Minority veteran group sues VAPosted: Updated:
The Gila River Indian Community is suing the Department of Veterans Affairs, accusing the agency of withholding payments for veteran care. The largest minority veteran group in the Valley, the Community is demanding the VA reimburse Indian tribes for tens of thousands of dollars in care they honorably deserve.
"The VA just totally disregards us," David Anderson, a veteran of the U.S. Army Special Forces, said.
He said his brother Gary, also a veteran, required more than $100,000 worth of surgeries and specialty care for service-related injuries. According to Anderson, the Department of Veterans Affairs has refused to pay any of it.
"Any specialty care the VA is disputing that and does not want to fight that; they want us to sign away our rights to send people to specialty care and send them back into the VA," he said.
"It's convenient; it's here within the community; it's well-staffed, and we get treatment," he said.
It's treatment he argues would take too long to wait for at the Phoenix VA.
"They want us to bring that veteran back to an overcrowded system that would take anywhere from eight months to a year to start their treatment," Anderson said.
Release from Gila River Indian Community
"The Gila River Indian Community claims in court that the Department of Veterans Affairs is illegally limiting and conditioning reimbursement for care provided to veterans who go to a reservation hospital rather than the scandal-plagued VA facility in Phoenix. In a complaint filed in federal court on Tuesday, the Gila River Indian Community and Gila River Health Care Corporation, claim the department owes them for health care provided to veterans going back to March 2010. Under President Barack Obama's health care law, the VA must reimburse Indian tribes for health care services to veterans who seek care from tribal clinics or hospitals instead of a VA facility."

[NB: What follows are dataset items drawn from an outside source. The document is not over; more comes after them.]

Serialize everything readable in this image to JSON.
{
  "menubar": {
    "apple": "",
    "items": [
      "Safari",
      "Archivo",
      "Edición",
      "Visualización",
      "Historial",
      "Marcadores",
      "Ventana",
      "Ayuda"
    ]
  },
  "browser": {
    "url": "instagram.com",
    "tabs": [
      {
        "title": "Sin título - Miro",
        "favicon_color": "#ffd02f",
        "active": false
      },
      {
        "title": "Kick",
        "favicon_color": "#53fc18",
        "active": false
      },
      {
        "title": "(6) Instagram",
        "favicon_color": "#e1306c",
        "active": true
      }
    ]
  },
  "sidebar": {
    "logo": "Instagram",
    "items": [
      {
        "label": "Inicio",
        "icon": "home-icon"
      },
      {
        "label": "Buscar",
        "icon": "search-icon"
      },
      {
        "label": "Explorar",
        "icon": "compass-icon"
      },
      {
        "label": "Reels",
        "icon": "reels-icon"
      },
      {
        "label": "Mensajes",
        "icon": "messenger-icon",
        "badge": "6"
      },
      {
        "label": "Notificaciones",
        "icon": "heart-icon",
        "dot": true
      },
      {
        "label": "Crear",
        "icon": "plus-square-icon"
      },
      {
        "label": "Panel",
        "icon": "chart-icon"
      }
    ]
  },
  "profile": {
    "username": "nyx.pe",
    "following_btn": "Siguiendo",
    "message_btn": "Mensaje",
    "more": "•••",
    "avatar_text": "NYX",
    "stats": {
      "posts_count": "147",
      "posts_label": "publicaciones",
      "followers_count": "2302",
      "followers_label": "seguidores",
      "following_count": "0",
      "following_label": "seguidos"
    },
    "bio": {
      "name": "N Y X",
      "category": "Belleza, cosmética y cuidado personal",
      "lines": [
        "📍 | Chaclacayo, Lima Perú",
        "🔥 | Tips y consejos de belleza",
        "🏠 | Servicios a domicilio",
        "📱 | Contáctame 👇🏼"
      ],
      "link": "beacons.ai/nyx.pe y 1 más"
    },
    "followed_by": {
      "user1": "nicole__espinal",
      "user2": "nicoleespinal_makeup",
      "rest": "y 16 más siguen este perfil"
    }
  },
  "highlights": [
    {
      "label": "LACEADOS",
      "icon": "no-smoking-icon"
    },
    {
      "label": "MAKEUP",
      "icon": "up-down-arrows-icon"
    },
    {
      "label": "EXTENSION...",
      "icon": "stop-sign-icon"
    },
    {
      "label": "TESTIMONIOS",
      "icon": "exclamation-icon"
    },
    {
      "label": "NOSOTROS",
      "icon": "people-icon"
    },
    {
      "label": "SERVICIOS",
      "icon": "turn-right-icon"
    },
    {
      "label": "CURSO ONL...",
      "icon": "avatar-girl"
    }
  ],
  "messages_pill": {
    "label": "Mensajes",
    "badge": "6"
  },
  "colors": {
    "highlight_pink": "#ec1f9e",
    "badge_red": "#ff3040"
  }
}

"Despite this plain and mandatory language directing the Department of Veterans Affairs to reimburse Indian tribes and tribal organizations for health care services provided to veterans, the VA refuses to do so unless Indian tribes and tribal organizations agree to conditions well beyond the plain language of the law and which reduce the reimbursements that Indian tribes are entitled to under the law," the complaint says. "Those conditions include limiting reimbursements to direct care services only and excluding purchased or referred care; excluding reimbursement for non-Native veterans, such as non-Native spouses of tribal members; and requiring the Gila River Health Care Corporation to "submit disputes with the VA for resolution by the VA's own contracting officer."
The Gila River Health Care Corporation operates Hu Hu Kam Memorial in Sacaton, which is about a 40 miles south of Phoenix. The hospital has seen an increase in veterans in recent years because patients are "unable to secure timely appointments through the VA" and because "the Phoenix VA, in particular, has been plagued by well-publicized health care scandals alleging poor quality of care and long waits for appointments," the lawsuit states.
Gila River officials say they have tried for years to negotiate with the VA over these issues, even sending a delegation to meet with department officials in Washington, D.C.
In 2013, a lawyer for the department "confirmed that VA's position will not change unless it is required to change by the Department of Justice or unless the Community sued the federal government and prevailed in court," the lawsuit states. "All Community efforts have been rejected, and from March 23, 2010, through the date of this complaint, VA has provided no reimbursements to GRHC," the lawsuit says.
In addition to an order for reimbursement, the tribe wants the court to declare that the VA is violating the Affordable Care Act by "conditioning reimbursements on a separate agreement by VA," and by limiting reimbursements to Native American veterans and direct care services only.
It's unclear from the lawsuit how much the VA allegedly owes the Gila River Indian Community. Attorneys with the tribe's Office of the General Counsel did not immediately respond to an email on Tuesday.
The Department of Veterans Affairs also did not respond to a request for comment.